Bu tür düşünceler aklımı kurcalarken Türk Edebiyatı Vakfı’nı gördüm. İçimdeki duygular bu yapıyı görür görmez kendini hüzne teslim etti. Ne kadar garip değil mi? Bu hüznümün sebebi günümüzde ‘‘Türk Edebiyatı’’nın dahi başlı başına Türk’e layık görülmeyerek sözde ‘‘aydın kesim’’imimiz tarafından ‘‘Türkiye edebiyatı’’ haline getirilmeye çalışılmasıydı. Şu ana değin ne kendi dilimde konuşup kendi para birimimle Sirkeci veya Sultanahmet’te sipariş verebilmeye ne de vasıta kullanmaya layık olabilmiştim. İçinde bulunduğumuz 2024 yılıyla birlikte artık edebiyata da layık değildim…

Bu düşünceler beni içten içe kemirirken Türk Ocağı’na geldim. Talih öyle bir şey ya, denk geldi işte… Yanımdan geçip giden ve zannımca İstanbul’u ziyarete gelmiş hanımefendilerden biri ‘‘İsmi Türk Ocağı ama hiç Türk yok…’’ diyerek arkadaşları ile beraber yüksek tonda bir kahkaha patlattılar. Bu hanımefendiler yanımdan yürüyüp geçti ama ben bulunduğum yerde kalakaldım. Onların kahkahalar attığı bu şey değil miydi yol boyu zihnimin dehlizleri içinde benliğimi hapsedip işkence eden? Aslında bu kadar gülünç müydü bu sıkıntılarım, gülüp geçilecek şeyler miydi bunlar yoksa?
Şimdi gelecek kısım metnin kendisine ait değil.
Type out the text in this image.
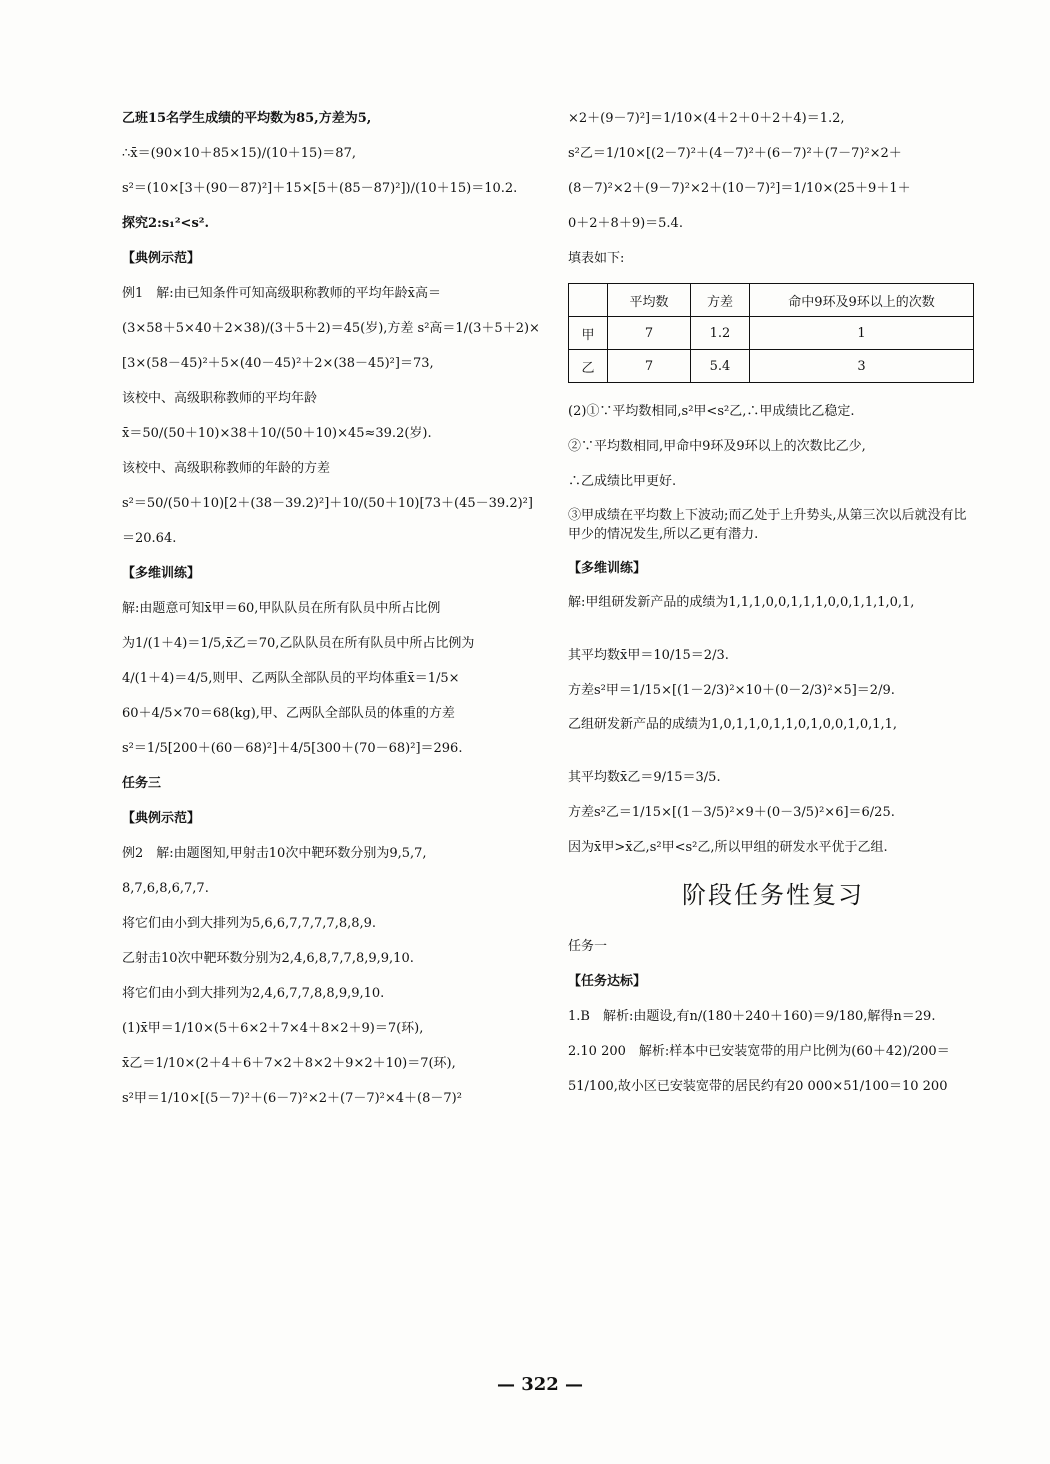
乙班15名学生成绩的平均数为85,方差为5,
∴x̄＝(90×10＋85×15)/(10＋15)＝87,
s²＝(10×[3＋(90－87)²]＋15×[5＋(85－87)²])/(10＋15)＝10.2.
探究2:s₁²<s².
【典例示范】
例1　解:由已知条件可知高级职称教师的平均年龄x̄高＝
(3×58＋5×40＋2×38)/(3＋5＋2)＝45(岁),方差 s²高＝1/(3＋5＋2)×
[3×(58－45)²＋5×(40－45)²＋2×(38－45)²]＝73,
该校中、高级职称教师的平均年龄
x̄＝50/(50＋10)×38＋10/(50＋10)×45≈39.2(岁).
该校中、高级职称教师的年龄的方差
s²＝50/(50＋10)[2＋(38－39.2)²]＋10/(50＋10)[73＋(45－39.2)²]
＝20.64.
【多维训练】
解:由题意可知x̄甲＝60,甲队队员在所有队员中所占比例
为1/(1＋4)＝1/5,x̄乙＝70,乙队队员在所有队员中所占比例为
4/(1＋4)＝4/5,则甲、乙两队全部队员的平均体重x̄＝1/5×
60＋4/5×70＝68(kg),甲、乙两队全部队员的体重的方差
s²＝1/5[200＋(60－68)²]＋4/5[300＋(70－68)²]＝296.
任务三
【典例示范】
例2　解:由题图知,甲射击10次中靶环数分别为9,5,7,
8,7,6,8,6,7,7.
将它们由小到大排列为5,6,6,7,7,7,7,8,8,9.
乙射击10次中靶环数分别为2,4,6,8,7,7,8,9,9,10.
将它们由小到大排列为2,4,6,7,7,8,8,9,9,10.
(1)x̄甲＝1/10×(5＋6×2＋7×4＋8×2＋9)＝7(环),
x̄乙＝1/10×(2＋4＋6＋7×2＋8×2＋9×2＋10)＝7(环),
s²甲＝1/10×[(5－7)²＋(6－7)²×2＋(7－7)²×4＋(8－7)²
×2＋(9－7)²]＝1/10×(4＋2＋0＋2＋4)＝1.2,
s²乙＝1/10×[(2－7)²＋(4－7)²＋(6－7)²＋(7－7)²×2＋
(8－7)²×2＋(9－7)²×2＋(10－7)²]＝1/10×(25＋9＋1＋
0＋2＋8＋9)＝5.4.
填表如下:
	平均数	方差	命中9环及9环以上的次数
甲	7	1.2	1
乙	7	5.4	3
(2)①∵平均数相同,s²甲<s²乙,∴甲成绩比乙稳定.
②∵平均数相同,甲命中9环及9环以上的次数比乙少,
∴乙成绩比甲更好.
③甲成绩在平均数上下波动;而乙处于上升势头,从第三次以后就没有比甲少的情况发生,所以乙更有潜力.
【多维训练】
解:甲组研发新产品的成绩为1,1,1,0,0,1,1,1,0,0,1,1,1,0,1,
其平均数x̄甲＝10/15＝2/3.
方差s²甲＝1/15×[(1－2/3)²×10＋(0－2/3)²×5]＝2/9.
乙组研发新产品的成绩为1,0,1,1,0,1,1,0,1,0,0,1,0,1,1,
其平均数x̄乙＝9/15＝3/5.
方差s²乙＝1/15×[(1－3/5)²×9＋(0－3/5)²×6]＝6/25.
因为x̄甲>x̄乙,s²甲<s²乙,所以甲组的研发水平优于乙组.
阶段任务性复习
任务一
【任务达标】
1.B　解析:由题设,有n/(180＋240＋160)＝9/180,解得n＝29.
2.10 200　解析:样本中已安装宽带的用户比例为(60＋42)/200＝
51/100,故小区已安装宽带的居民约有20 000×51/100＝10 200
— 322 —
Yol boyu aklımda İkarus hikâyesi döndü, döndü… Belki de ben fazla idealize yaşamış da güneşe çok yaklaşmıştım… Bu düşünceler içerisinde yolculuğumun devamını yürüdüğüm halde çok hatırlamıyorum. Bedenim yürümüştü lakin aklım hala Türk Ocağı’nın bulunduğu yerde kalmıştı. İstanbul Üniversitesinden içeri girip de sosyal bilimler enstitüsünün önünde ancak kendime gelebildim.

İşte burası, kanlı mazimizin Bekirağa Bölüğü yani tutukluların son durağı idi. Burada kurulan divan-ı harbe ilk olarak Boğazlıyan Kaymakamı Kemal Bey ve onun Jandarma Kumandanı Tevfik Bey alınıp muhakeme edilmişti.[6] Bu o kadar uzun bir süreçti ki merhum Kaymakam Bey bölüğe yorgun dönüyor, ailesiyle bile zar zor görüşüyordu. Bugünün ‘‘aydın kesim’’inin anlayamayacağı olaylardır bunlar…

Kaymakam Kemal Bey bizzat militanların ilk saldırılarını yaptıkları yerde, Boğazlıyan’da görevliydi.[7] Yani kendisinin de malumu olduğu üzere, Ermenilerin hep hedefindeydi. Bugün bahsi geçen saldırı dahil olmak üzere daha nice saldırılar hakkında en azından geçen koca bir asrın yumuşa(t)masıyla ‘‘özür beklemek’’ yerine dizlerini çürütürcesine secde edip özürler arz edenlere değildir, fazla gelir bu tür gerçekler…

Yavaş yavaş merdivenlerden iniyor ve aşağı kattaki heykel ile karşılaşıyorum. Öğrenciler geçiyor yanımdan, sınav tartışıyorlar. Bugün bu binanın sahip olduğu canlılık, dün içinde vatan uğruna can verenlerin yadigârı… Aklıma geliyor da gözlerim doluyor istemsiz, hızlıca aynı kattaki lavaboya gidiyor, yüzüme su çarpıyorum.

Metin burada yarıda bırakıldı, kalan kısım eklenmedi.